Socialism is an economic system in which major industries are owned by workers rather than by private businesses. It is different from capitalism, where private actors, like business owners and shareholders, can own the means of production.
I think that in order to have a socialist nation you first need a nation.
And you're not going to get that without being a power hungry lunatic.
We're still a serfdom ruled by kings, and no amount of window dressing has changed that. At best we decide what colour hat the king will wear every four years.
Lenin's 'war communism' was little more than state-sponsored looting (which, to be fair, is far from unusual in times of crisis; it is not, however, much of an innovation or a path to socialism); while the NEP was the exact social democratic reformism that the Bolsheviks were supposedly against, only without the pesky 'democracy' bit the SRs liked.
The owner gets to make decisions about the thing being owned.
The fruits of the thing are directed to the benefit of the owner.
(I'm intentionally omitting the third implication of getting a share when the thing is being sold, because that requires the concept of selling a means of production which brings us deep into the realms of capitalism)
These things are pretty much clear-cut when it comes to individual ownership, but what do they mean in the context of collective ownership?
Decision Making
Does every decision have to unanimously supported by all the workers?

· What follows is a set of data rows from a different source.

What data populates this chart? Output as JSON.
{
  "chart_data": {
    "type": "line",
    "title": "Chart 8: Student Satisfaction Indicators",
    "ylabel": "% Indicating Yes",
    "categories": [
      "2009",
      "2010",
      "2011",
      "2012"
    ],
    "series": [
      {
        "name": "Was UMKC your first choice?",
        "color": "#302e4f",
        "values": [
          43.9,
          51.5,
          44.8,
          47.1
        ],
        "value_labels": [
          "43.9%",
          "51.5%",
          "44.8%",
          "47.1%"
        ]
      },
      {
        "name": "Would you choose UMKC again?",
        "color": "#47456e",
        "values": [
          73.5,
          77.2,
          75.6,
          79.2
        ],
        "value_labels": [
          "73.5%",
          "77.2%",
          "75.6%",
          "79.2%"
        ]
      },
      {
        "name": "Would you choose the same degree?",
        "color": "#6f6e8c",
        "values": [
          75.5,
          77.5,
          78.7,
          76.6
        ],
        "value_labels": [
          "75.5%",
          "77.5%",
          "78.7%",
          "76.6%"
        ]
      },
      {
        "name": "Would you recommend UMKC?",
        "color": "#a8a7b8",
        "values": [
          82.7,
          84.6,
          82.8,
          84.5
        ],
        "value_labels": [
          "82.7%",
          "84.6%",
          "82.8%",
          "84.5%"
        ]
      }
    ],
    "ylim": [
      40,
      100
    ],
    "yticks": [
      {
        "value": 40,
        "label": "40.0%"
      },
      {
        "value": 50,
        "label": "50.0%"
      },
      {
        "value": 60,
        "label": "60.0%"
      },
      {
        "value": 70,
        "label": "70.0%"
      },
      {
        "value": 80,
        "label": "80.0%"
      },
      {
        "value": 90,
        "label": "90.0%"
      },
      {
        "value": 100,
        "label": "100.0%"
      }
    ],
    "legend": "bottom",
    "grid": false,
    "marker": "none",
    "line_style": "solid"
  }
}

Or is it enough for all the workers to get a vote in every single decision regarding the thing? Note that in this case there has to be a process where decisions are brought to vote, and whoever controls that process has the real power, but let's not get into that.
Or is it enough for all the workers to elect someone to make these decisions every X years?
Or maybe it is enough for that someone makes all the decisions as long as they insist really hard that they are representing the workers?
Fruit Enjoyment
Does the product of said means of production have to be distributed directly among all the workers who own it?
Or is it enough to sell the product (a process which require some concepts from capitalism, but let's not go there) for some commodity and split that commodity among all the workers?
Or maybe it's enough for the product can be put toward projects that are supposed to benefit all the workers?
Braindead take in all of these countries you do have the right to run a business collectively owned by the workers. Countries economics are not black or white its never 100% socialism or capitalism
Some aspect of US economics are socialized, in every country army is socialized as it would be dumb as hell to delegate your army to private companies.